U.S. Judge Carlton W. Reeves, a 1989 graduate of the University of Virginia School of Law, has been named this year’s recipient of the Thomas Jefferson Foundation Medal in Law.
Sponsored jointly by UVA and the Thomas Jefferson Foundation, the nonprofit organization that owns and operates Monticello, the Thomas Jefferson Foundation Medals are awarded each year to recognize the achievements of those who embrace endeavors in which Jefferson — author of the Declaration of Independence, third U.S. president and founder of the University of Virginia — excelled and held in high regard. The law medal, and its counterparts in architecture, citizen leadership and global innovation, are UVA’s highest external honors.
“Judge Reeves is an exemplary public servant whose decisions have reached well beyond his seat in Mississippi,” Dean Risa Goluboff said. “His opinions elucidate the law through powerful reasoning and a deep humanity that gets to the heart of the issues at stake.”
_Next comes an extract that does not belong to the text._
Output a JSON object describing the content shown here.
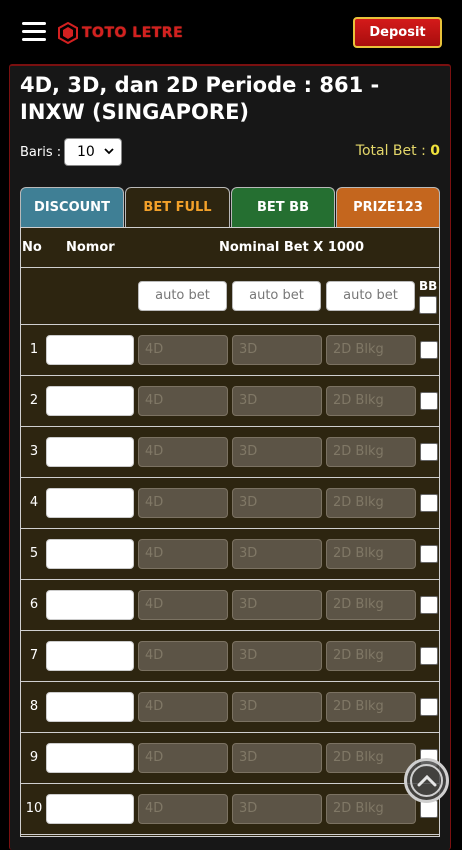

The judge will give a talk to mark the occasion on April 11 at 2:15 p.m. in Caplin Auditorium.
Reeves has served for almost a decade on the U.S. District Court for the Southern District of Mississippi, where he has ruled in a number of important cases, including those involving equality and civil rights.
He was nominated to the post in 2010 by President Barack Obama, becoming the second African-American appointed to a federal judgeship in the state.
“I knew being a judge would be the best thing to create a greater good in Mississippi,” Reeves told UVA Lawyer in 2017. “It’s not about creating new rights. It’s about breathing new life into the Constitution that we have sworn to uphold.”
In Campaign for Southern Equality v. Bryant, a same-sex marriage dispute, and Barber v. Bryant, Reeves ruled in favor of LGBT rights.
In his hate-crime sentencing in United States v. Butler, a case that involved the racially motivated killing of an African-American man, Reeves gave moving remarks on the related history of lynching in the state.
“How could hate, fear, or whatever it was transform genteel, God-fearing, God-loving Mississippians into mindless murderers and sadistic torturers?” he asked, before reciting a historical list of Mississippi’s victims of racially motivated violence.
His list culminated with James Craig Anderson, the victim in the Butler case, who in 2011 was cornered in a parking lot, beaten and run over by his attackers in a truck as they shouted “white power.”
Prior to becoming a judge, Reeves co-founded the Mississippi law firm Pigott Reeves Johnson & Minor. (One of the firm’s namesakes was UVA Law alum Brad Pigott ’80.) He also served as chief of the Civil Division of the U.S. Attorney’s Office, Southern District of Mississippi, and worked at the law firm Phelps Dunbar. Reeves clerked for Justice Reuben V. Anderson, the first African-American judge on the Mississippi Supreme Court.
Reeves is the recipient of many honors and awards, including the Magnolia Bar’s highest honor, the R. Jess Brown Award, and its Alfred H. Rhodes, Jr. Service Award, the Mississippi Bar’s Curtis E. Coker Access to Justice Award and the Hinds County Bar’s Pro Bono Award as well as the Brown, Young & Hall Award of the Jackson Branch NAACP. A Fellow of the Mississippi Bar Foundation, Reeves was named the Mississippi Association of Justice’s Distinguished Jurist of the Year (2014-15), and he was honored as Mississippi State University Department of Political Science & Public Administration and the Pre-Law Society Distinguished Jurist Award (2016).
He earned his bachelor’s degree from the historically black Jackson State University.
Founded in 1819, the University of Virginia School of Law is the second-oldest continuously operating law school in the nation. Consistently ranked among the top law schools, Virginia is a world-renowned training ground for distinguished lawyers and public servants, instilling in them a commitment to leadership, integrity and community service.